Student becomes friend becomes family
Rosemary wearing Allison's baptism gown

Your children became my children and my children became your children... and we watched them grow by measuring them by the tiger mural at the zoo. We went from days sweating bullets at the lemur cage to driving our babies to their first day of kindergarten together... how did it happen so quickly?

Too tiny. Impossible. 

The mamas in the mirror making my heart swell
We sat in those pews together, Mississippi friends, and I learned to love church with you in a way I hadn't before. To long to be in those pews more than anywhere but heaven itself. We gave side glances and squeezed hands when I knew we were singing a song you had to choose to believe, when you had one of those weeks and your mouth had to plead your heart to heaven-- I pled with you. You pled with me.

You worked by our side in ministry, bringing the good news of hope to students on campus. You were those students that we loved dearly.... you came in our home and shared life with us and maybe you heard the true gospel for the first time there, maybe we had the incredible privilege of taking you by the hand and leading you to Jesus's throne of grace. You prayed for us and gave and gave and gave of yourself to put wind under our wings. Mississippi people will never let you do ministry alone--you made sure we knew you were with us.

We started traditions together-- Trick or Treat in Innswood and Easter egg hunts in the Bentons' backyard. You came over on Christmas Day and we shot bottle rockets on 4th of July.

This picture always takes my breath I love it so so much.
We rode up S 21st to have a coffee at T-Bones or veer off to Kamper Park to meet. We would stop and talk to our neighbors in their yard, or wave to Toby who walked his dog past our house every day and became the mayor the week after we left. Ordinary days, brimming with grace. We didn't have the eyes to see the holy grounds we were treading.

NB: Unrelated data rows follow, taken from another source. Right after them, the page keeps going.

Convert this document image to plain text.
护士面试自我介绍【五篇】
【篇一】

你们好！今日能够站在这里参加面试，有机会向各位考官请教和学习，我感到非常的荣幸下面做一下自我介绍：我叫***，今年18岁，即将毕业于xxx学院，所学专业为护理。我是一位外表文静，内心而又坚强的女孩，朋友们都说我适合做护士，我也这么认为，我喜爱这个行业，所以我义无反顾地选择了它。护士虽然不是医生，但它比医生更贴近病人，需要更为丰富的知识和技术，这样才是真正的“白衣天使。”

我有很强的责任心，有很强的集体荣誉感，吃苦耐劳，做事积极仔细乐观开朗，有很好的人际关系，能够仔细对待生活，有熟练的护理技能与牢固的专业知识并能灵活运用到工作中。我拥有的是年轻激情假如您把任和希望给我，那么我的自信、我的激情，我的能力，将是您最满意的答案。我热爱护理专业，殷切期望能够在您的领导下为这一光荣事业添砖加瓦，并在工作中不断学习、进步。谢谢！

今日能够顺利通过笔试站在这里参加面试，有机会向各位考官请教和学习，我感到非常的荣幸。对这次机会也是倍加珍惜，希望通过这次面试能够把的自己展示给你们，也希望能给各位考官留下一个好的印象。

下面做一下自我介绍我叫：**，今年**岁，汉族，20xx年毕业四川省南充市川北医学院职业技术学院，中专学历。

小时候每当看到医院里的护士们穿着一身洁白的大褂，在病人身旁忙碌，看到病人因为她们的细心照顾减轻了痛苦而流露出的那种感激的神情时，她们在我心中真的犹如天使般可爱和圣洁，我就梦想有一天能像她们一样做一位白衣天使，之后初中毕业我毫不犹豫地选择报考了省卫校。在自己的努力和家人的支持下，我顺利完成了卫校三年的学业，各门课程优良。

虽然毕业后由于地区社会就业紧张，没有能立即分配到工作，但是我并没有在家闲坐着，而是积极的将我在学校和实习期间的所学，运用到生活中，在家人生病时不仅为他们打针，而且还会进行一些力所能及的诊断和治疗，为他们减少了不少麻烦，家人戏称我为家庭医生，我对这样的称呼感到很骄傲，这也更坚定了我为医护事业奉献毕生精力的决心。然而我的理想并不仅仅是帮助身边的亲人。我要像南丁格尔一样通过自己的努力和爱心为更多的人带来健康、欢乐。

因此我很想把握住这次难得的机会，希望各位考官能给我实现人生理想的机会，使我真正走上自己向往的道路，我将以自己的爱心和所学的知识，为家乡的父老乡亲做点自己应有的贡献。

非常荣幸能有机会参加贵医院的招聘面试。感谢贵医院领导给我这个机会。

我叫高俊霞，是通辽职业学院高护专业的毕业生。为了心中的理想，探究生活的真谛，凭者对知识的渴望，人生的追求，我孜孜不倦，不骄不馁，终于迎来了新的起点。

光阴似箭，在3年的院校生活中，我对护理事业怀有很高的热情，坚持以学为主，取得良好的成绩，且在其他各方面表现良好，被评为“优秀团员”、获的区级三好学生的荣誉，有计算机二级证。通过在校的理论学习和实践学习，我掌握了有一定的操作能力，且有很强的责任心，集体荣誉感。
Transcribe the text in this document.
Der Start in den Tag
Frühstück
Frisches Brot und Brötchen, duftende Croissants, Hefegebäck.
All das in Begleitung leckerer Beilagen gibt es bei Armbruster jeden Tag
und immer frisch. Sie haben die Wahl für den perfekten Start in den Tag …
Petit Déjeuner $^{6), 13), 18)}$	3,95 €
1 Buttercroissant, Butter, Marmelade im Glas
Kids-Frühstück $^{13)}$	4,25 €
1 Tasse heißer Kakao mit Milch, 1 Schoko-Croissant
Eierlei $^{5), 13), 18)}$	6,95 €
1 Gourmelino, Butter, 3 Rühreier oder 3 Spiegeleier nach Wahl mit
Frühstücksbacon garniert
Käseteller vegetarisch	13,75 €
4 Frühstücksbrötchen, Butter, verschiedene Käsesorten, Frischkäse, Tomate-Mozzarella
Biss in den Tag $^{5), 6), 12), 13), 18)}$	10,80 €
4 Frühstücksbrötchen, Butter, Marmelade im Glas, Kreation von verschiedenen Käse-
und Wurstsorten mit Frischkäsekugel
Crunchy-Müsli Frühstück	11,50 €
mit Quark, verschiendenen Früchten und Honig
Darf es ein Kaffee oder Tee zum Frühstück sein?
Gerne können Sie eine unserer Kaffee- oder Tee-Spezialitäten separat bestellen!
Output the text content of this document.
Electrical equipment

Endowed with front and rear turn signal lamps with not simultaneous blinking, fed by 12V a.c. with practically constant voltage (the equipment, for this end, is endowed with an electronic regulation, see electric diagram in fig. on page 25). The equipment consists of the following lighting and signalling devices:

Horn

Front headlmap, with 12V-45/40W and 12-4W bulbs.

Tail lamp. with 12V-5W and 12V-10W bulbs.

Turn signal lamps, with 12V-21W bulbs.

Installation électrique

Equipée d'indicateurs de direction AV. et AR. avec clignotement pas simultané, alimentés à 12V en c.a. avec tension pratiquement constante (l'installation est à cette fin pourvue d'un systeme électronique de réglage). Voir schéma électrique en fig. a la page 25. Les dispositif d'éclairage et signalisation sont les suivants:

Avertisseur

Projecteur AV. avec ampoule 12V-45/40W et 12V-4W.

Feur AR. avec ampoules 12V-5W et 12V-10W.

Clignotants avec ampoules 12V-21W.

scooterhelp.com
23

Car-pooled with these boys for nearly three years, lots of excitement on these rides including a knocked-out tooth!
When you leave a place and people like this, you don't really leave. You wonder--despite all your good theology--if your shadow stretches back 400 miles because surely your life doesn't make sense outside of the borders of that world you left.

Our heart aches and grieves even eight months later for home. And yet we know... we know that this short feast in Hattiesburg-- that truly felt like our whole lives-- was the most profound gift to us. The fact that it had a beginning and an end gives time a frame so that we can hold it in our hands. We can grasp it tightly to our chest and we can give thanks to a God who let us practice eternity there.  

I will always be from Kentucky. But I think our family will always be from Mississippi... we were grown there. Breathed to life there.

Mississippi-- you are dearly loved, dearly missed, dearly appreciated for the ways that you made us into a family. 

How we came
How we left... sad to lose Samford and sad about W's face in this pic

Charlie asks to go back to his "City House" (what he calls our Hattie house for some reason) at least weekly... Wilson told us at Christmas that it didn't feel like Christmas because we weren't in Hattiesburg. It's hard to ache for a place but even harder to watch your children ache. It's made me wonder how our Heavenly Father looks into our weeping eyes... 

On our last night at church we sang "On Jordan's Stormy Banks I Stand"--and through my tears, I think I understood. He must know that every longing in our heart is really us casting that wishful eye. I know He aches with us as we ache, but I also know He wants to teach our hearts to sing-- we are bound, we are bound, we are bound for the promised land! If our Mississippi home is but a shadow... what a promised land it must be.